As I previously posted, the Exponent student newspaper recently filed its first lawsuit against the school in its 125-year history to obtain a surveillance video allegedly showing one of its staffers “pushed to the ground, verbally abused and threatened” by members of Purdue’s security team.
This past January, Exponent photo editor Hiraku ‘Michael’ Takeda was snapping pictures at the scene of a campus shooting when he said “several police officers confronted him, pointing a stun-gun at him. They then forced him to the ground and confiscated the two cameras he had.”
Soon after the incident, The Indianapolis Star confirms, an internal police investigation “found Takeda’s ‘detention was not unwarranted,’ that Takeda did not heed officers’ verbal commands, attempted to flee and that there was ‘insufficient evidence to confirm or refute’ the allegations” of improper behavior.
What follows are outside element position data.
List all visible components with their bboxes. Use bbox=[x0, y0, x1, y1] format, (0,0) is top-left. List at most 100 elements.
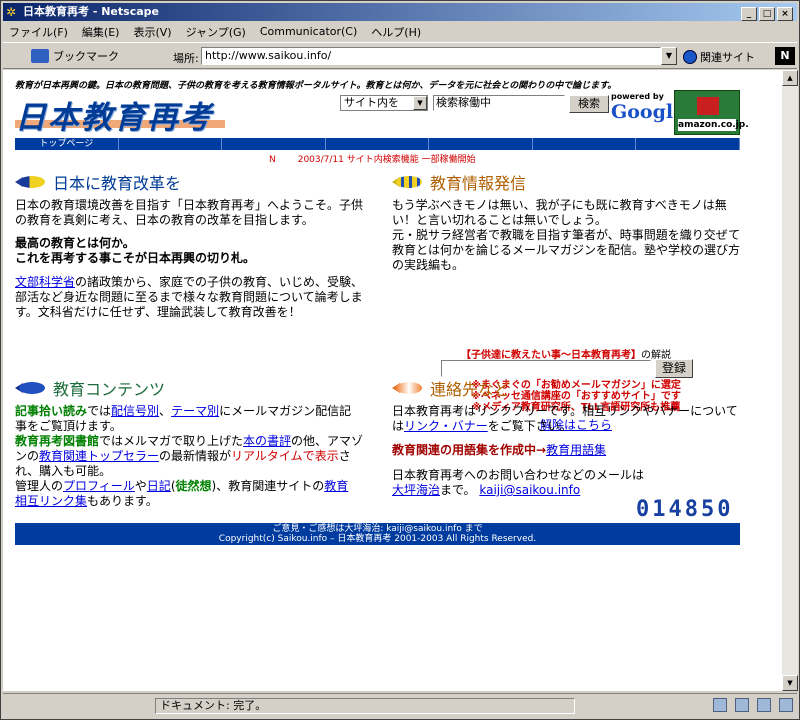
page-content: 教育が日本再興の鍵。日本の教育問題、子供の教育を考える教育情報ポータルサイト。教… bbox=[3, 70, 782, 691]
nav-item[interactable] bbox=[222, 138, 326, 150]
fish-icon bbox=[392, 378, 426, 398]
register-button[interactable]: 登録 bbox=[655, 359, 693, 378]
close-button[interactable]: × bbox=[777, 7, 793, 21]
window-title: 日本教育再考 - Netscape bbox=[23, 5, 159, 18]
policy-paragraph: 文部科学省の諸政策から、家庭での子供の教育、いじめ、受験、部活など身近な問題に至… bbox=[15, 275, 364, 319]
admin-name-link[interactable]: 大坪海治 bbox=[392, 483, 440, 497]
google-logo[interactable]: powered by Google bbox=[611, 92, 685, 126]
menu-go[interactable]: ジャンプ(G) bbox=[186, 24, 246, 40]
new-mark: N bbox=[269, 155, 276, 165]
fish-icon bbox=[15, 378, 49, 398]
by-theme-link[interactable]: テーマ別 bbox=[171, 404, 219, 418]
component-bar bbox=[603, 698, 793, 714]
nav-top-page[interactable]: トップページ bbox=[15, 138, 119, 150]
nav-item[interactable] bbox=[636, 138, 741, 150]
fish-icon bbox=[392, 172, 426, 192]
bookmark-icon bbox=[31, 49, 49, 63]
related-label: 関連サイト bbox=[700, 51, 755, 64]
mail-icon[interactable] bbox=[735, 698, 749, 712]
scroll-down-icon[interactable]: ▼ bbox=[782, 675, 798, 691]
status-text: ドキュメント: 完了。 bbox=[155, 698, 575, 714]
related-sites-button[interactable]: 関連サイト bbox=[683, 49, 755, 65]
amazon-banner[interactable]: amazon.co.jp. bbox=[674, 90, 749, 135]
contact-paragraph-3: 日本教育再考へのお問い合わせなどのメールは bbox=[392, 468, 645, 482]
bookmark-button[interactable]: ブックマーク bbox=[31, 48, 119, 64]
mext-link[interactable]: 文部科学省 bbox=[15, 275, 75, 289]
section-title: 教育コンテンツ bbox=[53, 380, 166, 399]
contact-paragraph-1: 日本教育再考はリンクフリーです。相互リンクやバナーについてはリンク・バナーをご覧… bbox=[392, 404, 738, 433]
security-icon[interactable] bbox=[7, 698, 147, 714]
site-logo[interactable]: 日本教育再考 bbox=[15, 92, 225, 136]
slogan-line-2: これを再考する事こそが日本再興の切り札。 bbox=[15, 251, 256, 265]
contents-paragraph-1: 記事拾い読みでは配信号別、テーマ別にメールマガジン配信記事をご覧頂けます。 bbox=[15, 404, 352, 433]
section-title: 日本に教育改革を bbox=[53, 174, 182, 193]
location-input[interactable]: http://www.saikou.info/ bbox=[201, 47, 661, 65]
section-header-info: 教育情報発信 bbox=[392, 170, 526, 194]
menu-edit[interactable]: 編集(E) bbox=[82, 24, 120, 40]
info-paragraph-2: 元・脱サラ経営者で教職を目指す筆者が、時事問題を織り交ぜて教育とは何かを論じるメ… bbox=[392, 228, 741, 272]
browser-window: ✲ 日本教育再考 - Netscape _ □ × ファイル(F) 編集(E) … bbox=[0, 0, 800, 720]
section-header-contents: 教育コンテンツ bbox=[15, 376, 165, 400]
location-toolbar: ブックマーク 場所: http://www.saikou.info/ ▼ 関連サ… bbox=[3, 42, 797, 69]
menu-view[interactable]: 表示(V) bbox=[133, 24, 171, 40]
footer-line-2: Copyright(c) Saikou.info – 日本教育再考 2001-2… bbox=[218, 534, 537, 544]
menu-communicator[interactable]: Communicator(C) bbox=[260, 25, 357, 38]
status-bar: ドキュメント: 完了。 bbox=[3, 693, 797, 717]
bestseller-link[interactable]: 教育関連トップセラー bbox=[39, 449, 159, 463]
netscape-icon: ✲ bbox=[6, 5, 17, 19]
profile-link[interactable]: プロフィール bbox=[63, 479, 135, 493]
scroll-up-icon[interactable]: ▲ bbox=[782, 70, 798, 86]
diary-link[interactable]: 日記 bbox=[147, 479, 171, 493]
section-header-contact: 連絡先など bbox=[392, 376, 510, 400]
by-issue-link[interactable]: 配信号別 bbox=[111, 404, 159, 418]
navigator-icon[interactable] bbox=[713, 698, 727, 712]
nav-item[interactable] bbox=[429, 138, 533, 150]
news-text: 2003/7/11 サイト内検索機能 一部稼働開始 bbox=[297, 155, 476, 165]
section-title: 連絡先など bbox=[430, 380, 511, 399]
link-banner-link[interactable]: リンク・バナー bbox=[404, 419, 488, 433]
menu-help[interactable]: ヘルプ(H) bbox=[371, 24, 421, 40]
nav-bar: トップページ bbox=[15, 138, 741, 150]
vertical-scrollbar[interactable]: ▲ ▼ bbox=[782, 70, 798, 691]
access-counter: 014850 bbox=[636, 497, 734, 522]
mailmag-title: 【子供達に教えたい事〜日本教育再考】の解説 bbox=[461, 350, 671, 361]
bookmark-label: ブックマーク bbox=[53, 50, 119, 63]
chevron-down-icon: ▼ bbox=[413, 96, 427, 110]
mailmag-form: 【子供達に教えたい事〜日本教育再考】の解説 登録 ※まぐまぐの「お勧めメールマガ… bbox=[441, 346, 693, 432]
netscape-logo[interactable]: N bbox=[775, 47, 795, 65]
book-review-link[interactable]: 本の書評 bbox=[243, 434, 291, 448]
page-footer: ご意見・ご感想は大坪海治: kaiji@saikou.info まで Copyr… bbox=[15, 523, 740, 545]
contents-paragraph-3: 管理人のプロフィールや日記(徒然想)、教育関連サイトの教育相互リンク集もあります… bbox=[15, 479, 349, 508]
maximize-button[interactable]: □ bbox=[759, 7, 775, 21]
address-book-icon[interactable] bbox=[779, 698, 793, 712]
composer-icon[interactable] bbox=[757, 698, 771, 712]
fish-icon bbox=[15, 172, 49, 192]
footer-line-1: ご意見・ご感想は大坪海治: kaiji@saikou.info まで bbox=[272, 524, 483, 534]
slogan-line-1: 最高の教育とは何か。 bbox=[15, 236, 135, 250]
nav-item[interactable] bbox=[326, 138, 430, 150]
news-ticker: N 2003/7/11 サイト内検索機能 一部稼働開始 bbox=[269, 152, 476, 165]
glossary-link[interactable]: 教育用語集 bbox=[546, 443, 606, 457]
location-dropdown-icon[interactable]: ▼ bbox=[661, 47, 677, 65]
mailmag-email-input[interactable] bbox=[441, 360, 651, 377]
title-bar: ✲ 日本教育再考 - Netscape _ □ × bbox=[3, 3, 797, 21]
search-input[interactable]: 検索稼働中 bbox=[433, 95, 565, 111]
minimize-button[interactable]: _ bbox=[741, 7, 757, 21]
email-link[interactable]: kaiji@saikou.info bbox=[479, 483, 580, 497]
menu-file[interactable]: ファイル(F) bbox=[9, 24, 68, 40]
nav-item[interactable] bbox=[119, 138, 223, 150]
section-title: 教育情報発信 bbox=[430, 174, 527, 193]
search-scope-select[interactable]: サイト内を ▼ bbox=[340, 95, 428, 111]
section-header-reform: 日本に教育改革を bbox=[15, 170, 181, 194]
site-tagline: 教育が日本再興の鍵。日本の教育問題、子供の教育を考える教育情報ポータルサイト。教… bbox=[15, 81, 617, 91]
related-icon bbox=[683, 50, 697, 64]
contents-paragraph-2: 教育再考図書館ではメルマガで取り上げた本の書評の他、アマゾンの教育関連トップセラ… bbox=[15, 434, 364, 478]
contact-paragraph-4: 大坪海治まで。 kaiji@saikou.info bbox=[392, 483, 581, 497]
info-paragraph-1: もう学ぶべきモノは無い、我が子にも既に教育すべきモノは無い！と言い切れることは無… bbox=[392, 198, 727, 227]
book-icon bbox=[697, 97, 719, 115]
search-button[interactable]: 検索 bbox=[569, 95, 609, 113]
glossary-line: 教育関連の用語集を作成中→教育用語集 bbox=[392, 443, 607, 457]
nav-item[interactable] bbox=[533, 138, 637, 150]
intro-paragraph: 日本の教育環境改善を目指す「日本教育再考」へようこそ。子供の教育を真剣に考え、日… bbox=[15, 198, 364, 227]
location-label: 場所: bbox=[173, 52, 199, 65]
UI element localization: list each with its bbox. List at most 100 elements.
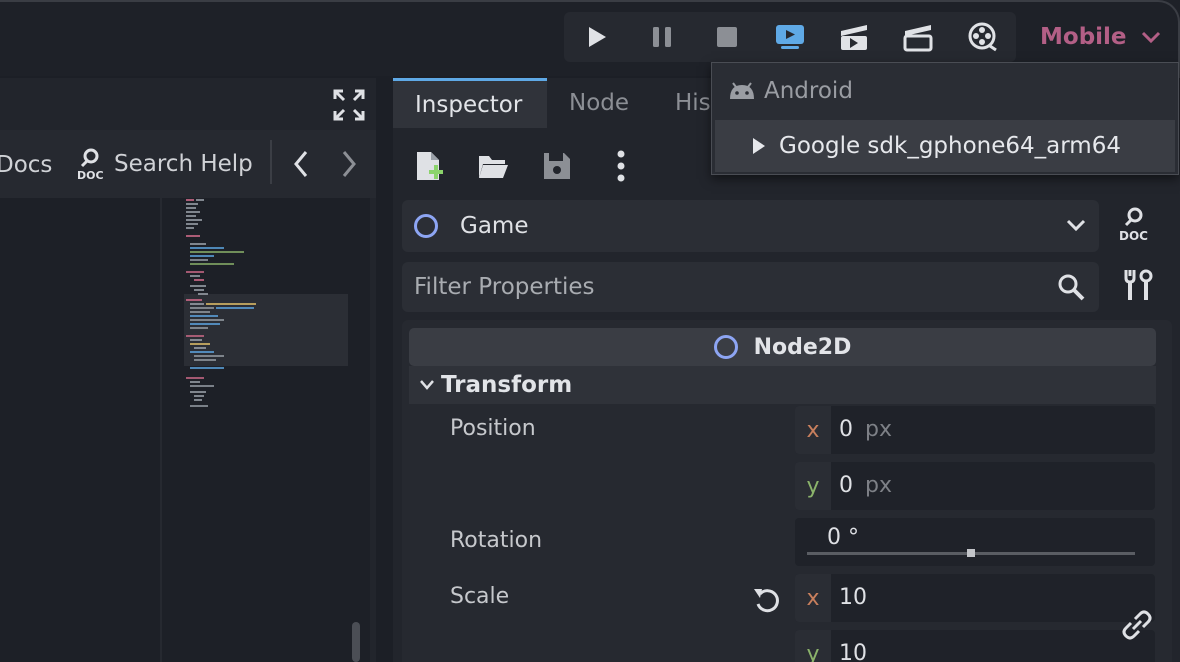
search-help-label: Search Help [114, 151, 253, 177]
rotation-value: 0 ° [827, 525, 859, 550]
minimap[interactable] [184, 198, 348, 438]
axis-x-label: x [795, 574, 831, 622]
menu-section-android: Android [712, 63, 1178, 118]
menu-item-label: Google sdk_gphone64_arm64 [779, 133, 1121, 159]
stop-icon [717, 27, 737, 47]
position-y-unit: px [865, 473, 892, 498]
rotation-field[interactable]: 0 ° [795, 518, 1155, 566]
revert-scale-button[interactable] [752, 585, 782, 615]
section-title: Transform [441, 372, 573, 398]
tools-icon [1124, 269, 1153, 300]
position-y-field[interactable]: y 0 px [795, 462, 1155, 510]
position-label: Position [450, 416, 536, 441]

According to the Exponent, the point of the lawsuit is to help clear up those perceived insufficiencies, letting the public decide for themselves if officers were overly — perhaps even illegally — zealous in their initial takedown of Takeda.
Purdue officials initially refused to release the video, arguing it was “part of a murder investigation and thus not subject to public document release requirements.”
Yet, the lawsuit — and I’m guessing the accompanying negative press — appears to have changed their minds. University legal counsel is now asking a judge for “authorization to take the extraordinary measure of releasing this video into the public record in the hope of clearing this matter up once and for all.”
An Exponent report says the school just wants to receive the blessing of local police and a county prosector before posting the footage online for all to see. Exponent publisher and general manager Pat Kuhnle: “I’m hopeful that the public will be able to view what happened that day. I think what people will see will be in stark contradiction to the February police report on the incident.”